In the meantime, set some warm, firm limits on the behaviour, and listen to the fears and frustrations they may tell you about. Being an anchor, an unwavering support for them, as they overcome their difficulties, can help them push through the learning curve it takes to adopt a new skill or behaviour.
When your child has lost sight of their goodness
What if your child has essentially lost sight of their own goodness? This is a child who appears to be particularly rigid or inflexible around certain activities, places or people.
It might appear as though they get angry or upset over any little thing you ask of them, or resist any deviation from their own plans. Certain situations may always seem to trigger their upset. These behaviours indicate that a child is holding on to big hurts under the surface.
You can facilitate a turn-around when a child is feeling badly about themselves, but it does take work. At Hand in Hand we call this an emotional project.

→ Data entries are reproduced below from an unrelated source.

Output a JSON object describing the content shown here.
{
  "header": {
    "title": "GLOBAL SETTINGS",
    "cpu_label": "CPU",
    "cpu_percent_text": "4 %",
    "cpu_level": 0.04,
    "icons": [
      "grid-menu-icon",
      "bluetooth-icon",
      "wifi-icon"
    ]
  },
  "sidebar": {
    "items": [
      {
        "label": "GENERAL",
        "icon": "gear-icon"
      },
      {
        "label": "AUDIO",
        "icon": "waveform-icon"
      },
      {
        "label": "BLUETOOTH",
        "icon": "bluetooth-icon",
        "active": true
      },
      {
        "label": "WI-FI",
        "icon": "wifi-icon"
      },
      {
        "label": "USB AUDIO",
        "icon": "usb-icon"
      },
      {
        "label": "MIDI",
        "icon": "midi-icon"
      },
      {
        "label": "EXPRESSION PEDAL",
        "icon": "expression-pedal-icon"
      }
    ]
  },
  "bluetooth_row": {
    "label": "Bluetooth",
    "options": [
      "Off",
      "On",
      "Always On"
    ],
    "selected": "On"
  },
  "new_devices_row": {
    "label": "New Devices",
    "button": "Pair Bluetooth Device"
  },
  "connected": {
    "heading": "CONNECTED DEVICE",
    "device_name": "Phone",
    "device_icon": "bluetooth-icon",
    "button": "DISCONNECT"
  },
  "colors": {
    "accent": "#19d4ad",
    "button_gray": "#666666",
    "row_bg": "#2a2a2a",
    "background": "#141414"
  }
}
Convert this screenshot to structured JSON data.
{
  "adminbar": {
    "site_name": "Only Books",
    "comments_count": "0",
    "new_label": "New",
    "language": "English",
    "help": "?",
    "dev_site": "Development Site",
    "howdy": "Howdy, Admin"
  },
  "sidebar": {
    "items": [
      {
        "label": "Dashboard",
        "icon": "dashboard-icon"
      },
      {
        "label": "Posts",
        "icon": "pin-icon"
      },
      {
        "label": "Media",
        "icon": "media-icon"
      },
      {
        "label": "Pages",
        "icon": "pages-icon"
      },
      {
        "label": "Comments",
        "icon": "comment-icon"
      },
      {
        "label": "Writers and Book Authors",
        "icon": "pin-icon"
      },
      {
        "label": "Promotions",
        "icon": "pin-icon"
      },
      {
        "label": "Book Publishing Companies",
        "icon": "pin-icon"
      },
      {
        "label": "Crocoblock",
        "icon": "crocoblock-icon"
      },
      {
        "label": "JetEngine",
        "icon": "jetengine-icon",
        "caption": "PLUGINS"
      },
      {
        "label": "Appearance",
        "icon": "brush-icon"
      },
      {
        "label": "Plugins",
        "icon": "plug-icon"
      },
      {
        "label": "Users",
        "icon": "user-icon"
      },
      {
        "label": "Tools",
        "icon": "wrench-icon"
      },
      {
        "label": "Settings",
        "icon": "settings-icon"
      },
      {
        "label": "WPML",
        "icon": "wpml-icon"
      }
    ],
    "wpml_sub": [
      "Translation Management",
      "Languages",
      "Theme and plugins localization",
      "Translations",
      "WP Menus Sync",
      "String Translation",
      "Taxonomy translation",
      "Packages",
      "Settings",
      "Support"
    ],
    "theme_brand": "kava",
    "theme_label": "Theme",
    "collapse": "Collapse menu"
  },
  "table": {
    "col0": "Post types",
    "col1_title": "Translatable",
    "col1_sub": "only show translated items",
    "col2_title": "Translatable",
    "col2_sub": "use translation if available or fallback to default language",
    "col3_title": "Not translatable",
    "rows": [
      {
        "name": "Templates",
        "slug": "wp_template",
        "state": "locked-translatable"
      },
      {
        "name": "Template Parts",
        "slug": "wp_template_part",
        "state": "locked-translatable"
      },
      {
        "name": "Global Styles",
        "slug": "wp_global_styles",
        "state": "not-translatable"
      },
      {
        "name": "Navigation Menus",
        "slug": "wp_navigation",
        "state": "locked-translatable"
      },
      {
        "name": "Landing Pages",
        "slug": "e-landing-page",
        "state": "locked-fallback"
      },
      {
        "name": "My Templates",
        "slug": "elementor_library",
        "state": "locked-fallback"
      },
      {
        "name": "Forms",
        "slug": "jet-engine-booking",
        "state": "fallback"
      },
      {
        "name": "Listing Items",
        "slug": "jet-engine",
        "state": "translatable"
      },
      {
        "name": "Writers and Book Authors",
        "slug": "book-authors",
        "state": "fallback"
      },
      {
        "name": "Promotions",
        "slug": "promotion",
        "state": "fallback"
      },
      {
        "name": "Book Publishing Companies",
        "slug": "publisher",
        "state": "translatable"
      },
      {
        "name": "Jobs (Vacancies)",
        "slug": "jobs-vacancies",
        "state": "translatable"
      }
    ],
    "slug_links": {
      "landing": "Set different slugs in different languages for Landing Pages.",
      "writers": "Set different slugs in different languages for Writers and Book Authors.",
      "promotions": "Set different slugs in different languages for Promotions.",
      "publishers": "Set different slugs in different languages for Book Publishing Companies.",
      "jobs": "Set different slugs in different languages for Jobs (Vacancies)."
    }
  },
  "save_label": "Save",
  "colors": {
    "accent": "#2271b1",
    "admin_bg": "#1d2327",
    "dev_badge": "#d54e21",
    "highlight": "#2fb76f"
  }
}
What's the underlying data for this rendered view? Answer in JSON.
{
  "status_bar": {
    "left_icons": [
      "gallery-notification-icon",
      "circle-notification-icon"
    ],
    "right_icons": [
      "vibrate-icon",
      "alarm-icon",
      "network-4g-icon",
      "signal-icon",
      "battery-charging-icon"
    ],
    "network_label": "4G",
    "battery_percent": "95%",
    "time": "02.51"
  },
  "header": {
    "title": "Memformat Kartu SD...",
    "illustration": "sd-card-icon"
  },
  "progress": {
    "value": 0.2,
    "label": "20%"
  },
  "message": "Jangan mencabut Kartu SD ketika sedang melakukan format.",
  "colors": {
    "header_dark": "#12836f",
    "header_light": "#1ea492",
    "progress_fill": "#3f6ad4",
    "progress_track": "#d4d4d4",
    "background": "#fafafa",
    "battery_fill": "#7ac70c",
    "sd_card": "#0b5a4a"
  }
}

When you work on an emotional project, your mission is to loosen the hurt a child has built up around an issue and help a child offload to it. The Playlistening and Special Time mentioned earlier in this post will help, as will Setting Limits.
A good limit, set with warmth, gives a child opportunities to cry and to offload the feelings they have collected. You can see more about the big difference it makes to set limits like this.
Working on an emotional project takes work, but is possible with warmth and good support.
You can also take time to set up situations where the child actually wins, offering them the opportunity to recreate a new and more positive identity for themselves.
That re-writing of who they are at a fundamental level through lived experience can be a powerful antidote to the current wiring. Provide lots of experiences for your child to laugh, to win, to feel your love and attention.
When your child is right.
Sometimes, this is hard to hear!
You may notice big feelings inside when your child has “called you out.” Parenting can trigger the feelings that are attached to our own difficult early experiences. Looking at where we might be triggered is a great place to start thinking about how to move forward.
Hand in Hand has a brilliant tool called Listening Partnerships that gives parents a practical way to unravel why they might get triggered.
Sitting with your feelings with another trusted adult provides a safe place to uncover what’s going on. Ask yourself if there is validity to what your child has said. Why does it feel so hard for you to hear? Is the trigger connected to an experience from your past? For instance, how would your parents have reacted if you had spoken up against what you saw as an injustice or double standard as a child?
When you are triggered it is hard to think well and hard to take action. When you can clear some of the emotional gunk that clogs your good thinking you are better equipped to face what may come, and use the opportunity for growth. Be kind to yourself. Wonder WHY you feel stuck, rather than punish yourself for it.
Behaviour is the symptom
The next time you find yourself witnessing your child exhibiting “bad behaviour,” know that an important message is coming your way!
The best way to turn that behaviour around is to figure out what’s really going on behind it. To wonder and detect what's really causing it.
Start by taking a moment to scan over the event and be a working detective.
- What is the message your child’s behaviour is giving you?
- What are concrete things you know to be true?
- What are some possible alternatives that can explain your child’s behaviour?
Use the information your child provides you with to help you determine where you are on the map. Only then, can you begin to get on the road again, and figure out the route forward.